何かを取り戻したい人へ
みんなの図書館「本と一筆」に登録してくださっている本棚オーナーさんの棚から一冊取り上げてみるコーナー。みんなの図書館「本と一筆」の運営メンバーが本の感想や感じたことを書いていきます。
最初の本は、
絵本は普段読まないですが、絵の雰囲気が好きだったので手にとって読んでみました。
柔らかくて穏やかな絵に癒される一方で、自分のあり方を問われているような、はっとさせられるような問いを語りかけてくれます。
これだ!とすぐに答えられるものもあれば、じっくり考えると答えられるものもある。
そのなかでも、
雨の雫をいっぱい溜めたクモの巣をみたことがありますか。
という質問は、あの感動を著者と分かち合えた感覚があり、嬉しい気持ちになりました。
雨上がりのお茶畑で作業をしていた時、通り道の目の前にクモの巣がありました。
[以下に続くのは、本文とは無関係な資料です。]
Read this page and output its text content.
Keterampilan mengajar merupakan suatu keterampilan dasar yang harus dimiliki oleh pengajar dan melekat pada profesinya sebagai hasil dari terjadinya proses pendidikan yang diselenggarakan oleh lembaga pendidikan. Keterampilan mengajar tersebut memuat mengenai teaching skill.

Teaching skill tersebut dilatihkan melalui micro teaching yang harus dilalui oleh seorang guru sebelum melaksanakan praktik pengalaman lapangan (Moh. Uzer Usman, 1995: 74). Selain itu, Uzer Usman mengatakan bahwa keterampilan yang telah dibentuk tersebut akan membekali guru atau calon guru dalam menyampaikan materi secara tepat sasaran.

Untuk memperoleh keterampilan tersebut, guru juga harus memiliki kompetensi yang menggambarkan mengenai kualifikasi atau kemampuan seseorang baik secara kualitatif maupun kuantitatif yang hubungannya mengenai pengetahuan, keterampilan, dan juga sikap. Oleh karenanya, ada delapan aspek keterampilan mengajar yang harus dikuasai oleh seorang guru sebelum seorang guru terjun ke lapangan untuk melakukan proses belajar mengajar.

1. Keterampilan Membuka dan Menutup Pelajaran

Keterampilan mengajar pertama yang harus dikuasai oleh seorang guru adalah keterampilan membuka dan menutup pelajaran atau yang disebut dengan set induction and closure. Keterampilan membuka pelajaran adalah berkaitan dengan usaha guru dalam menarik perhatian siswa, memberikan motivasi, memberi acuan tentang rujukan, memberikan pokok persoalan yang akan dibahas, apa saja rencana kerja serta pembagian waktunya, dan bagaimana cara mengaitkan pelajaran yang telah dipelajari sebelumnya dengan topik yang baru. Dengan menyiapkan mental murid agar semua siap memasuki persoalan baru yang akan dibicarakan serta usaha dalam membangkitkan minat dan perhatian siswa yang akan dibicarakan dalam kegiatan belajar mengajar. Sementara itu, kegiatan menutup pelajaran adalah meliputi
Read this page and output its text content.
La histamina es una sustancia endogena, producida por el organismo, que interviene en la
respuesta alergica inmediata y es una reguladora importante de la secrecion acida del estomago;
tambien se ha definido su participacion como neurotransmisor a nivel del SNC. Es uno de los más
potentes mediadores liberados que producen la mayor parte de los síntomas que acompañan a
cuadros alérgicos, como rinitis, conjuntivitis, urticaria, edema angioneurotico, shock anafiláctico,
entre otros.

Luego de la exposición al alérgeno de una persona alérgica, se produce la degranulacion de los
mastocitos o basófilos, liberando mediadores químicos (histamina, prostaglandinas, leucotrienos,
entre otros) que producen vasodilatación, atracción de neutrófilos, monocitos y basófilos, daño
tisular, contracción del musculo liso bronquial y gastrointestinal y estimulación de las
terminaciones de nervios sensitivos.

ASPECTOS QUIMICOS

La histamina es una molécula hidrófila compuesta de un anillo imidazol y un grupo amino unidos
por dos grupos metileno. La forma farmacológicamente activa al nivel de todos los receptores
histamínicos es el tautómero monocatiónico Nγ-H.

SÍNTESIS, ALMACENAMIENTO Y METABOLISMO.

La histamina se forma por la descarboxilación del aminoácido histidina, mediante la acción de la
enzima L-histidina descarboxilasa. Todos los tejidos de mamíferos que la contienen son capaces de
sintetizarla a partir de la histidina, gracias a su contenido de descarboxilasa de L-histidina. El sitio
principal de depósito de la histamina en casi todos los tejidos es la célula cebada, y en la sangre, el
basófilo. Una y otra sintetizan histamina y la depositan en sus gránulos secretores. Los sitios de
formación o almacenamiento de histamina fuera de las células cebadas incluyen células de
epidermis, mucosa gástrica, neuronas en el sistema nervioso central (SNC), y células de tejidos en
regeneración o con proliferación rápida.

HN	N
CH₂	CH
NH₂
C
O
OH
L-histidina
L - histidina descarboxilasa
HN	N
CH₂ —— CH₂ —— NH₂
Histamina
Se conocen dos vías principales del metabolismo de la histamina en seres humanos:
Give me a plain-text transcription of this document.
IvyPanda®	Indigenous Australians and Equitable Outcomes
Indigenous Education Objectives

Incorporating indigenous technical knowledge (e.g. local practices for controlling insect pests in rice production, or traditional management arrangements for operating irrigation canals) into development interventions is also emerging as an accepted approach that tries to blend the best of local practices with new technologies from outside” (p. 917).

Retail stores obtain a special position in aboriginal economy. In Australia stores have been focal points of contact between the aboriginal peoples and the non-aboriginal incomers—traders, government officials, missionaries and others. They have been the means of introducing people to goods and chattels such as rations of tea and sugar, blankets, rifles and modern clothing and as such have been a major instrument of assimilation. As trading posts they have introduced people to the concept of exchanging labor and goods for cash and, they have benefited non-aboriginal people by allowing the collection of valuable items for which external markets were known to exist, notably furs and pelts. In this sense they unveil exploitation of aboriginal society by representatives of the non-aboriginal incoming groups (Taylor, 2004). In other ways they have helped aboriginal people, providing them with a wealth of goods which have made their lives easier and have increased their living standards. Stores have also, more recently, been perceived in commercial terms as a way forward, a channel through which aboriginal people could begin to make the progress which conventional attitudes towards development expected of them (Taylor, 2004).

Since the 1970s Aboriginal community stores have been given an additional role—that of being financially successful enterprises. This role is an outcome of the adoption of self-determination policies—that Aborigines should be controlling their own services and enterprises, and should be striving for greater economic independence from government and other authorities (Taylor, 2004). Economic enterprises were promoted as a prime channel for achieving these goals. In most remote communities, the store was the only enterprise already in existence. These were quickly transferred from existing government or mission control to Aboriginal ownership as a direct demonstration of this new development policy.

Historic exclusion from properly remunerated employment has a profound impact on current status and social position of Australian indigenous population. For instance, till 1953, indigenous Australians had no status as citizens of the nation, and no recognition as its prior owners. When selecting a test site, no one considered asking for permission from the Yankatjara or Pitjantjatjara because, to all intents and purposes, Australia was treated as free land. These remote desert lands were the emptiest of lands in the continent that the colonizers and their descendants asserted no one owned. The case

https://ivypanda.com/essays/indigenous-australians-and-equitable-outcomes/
雫がキラキラと輝いていて、生き物が生み出す美しさに感動したことを覚えています。
そうした日常の感動は、つい写真に収めたくなる。
でもカメラを通すとその感動はなくなり、いかに綺麗に撮るかという考えに変わってしまいます。
写真を綺麗に撮れたとしても、この目でみた光景のままには決してならない。
その時その瞬間の感動を味わおうとしていない感覚があって、スマホをポッケにしまったことを思い出しました。
写真に収めるとその光景の濃度が薄まってしまうこと、ありませんか?
感動した瞬間は、写真ではなく身体で感じたそのままの感覚として愛でたいこともある。
私たちは言葉のある世界で生きていて、言葉がもつ素晴らしさをたくさん感じて生きています。
でも自然界のように言葉を使わないほうが伝わることもこの世界にはたくさんあるし、こんな時代だからこそ、本来の人間性のようなものを取り戻すことがとても重要になってくるのではないかと思っています。
この本は、そんなことを考えるきっかけになりました。
忙しなく目の前のことに振り回されがちな日々ですが、何か大切なことを見落として過ごしているのかもしれないと感じている人には、ぜひ読んでみてほしいです。
「本と一筆」に来館してくださる人たちとも、それぞれの質問について語ってみたい本でした。
最後まで読んでいただき、ありがとうございます。
読んでくださった方にとって、何かしら感じていただけたら幸いです。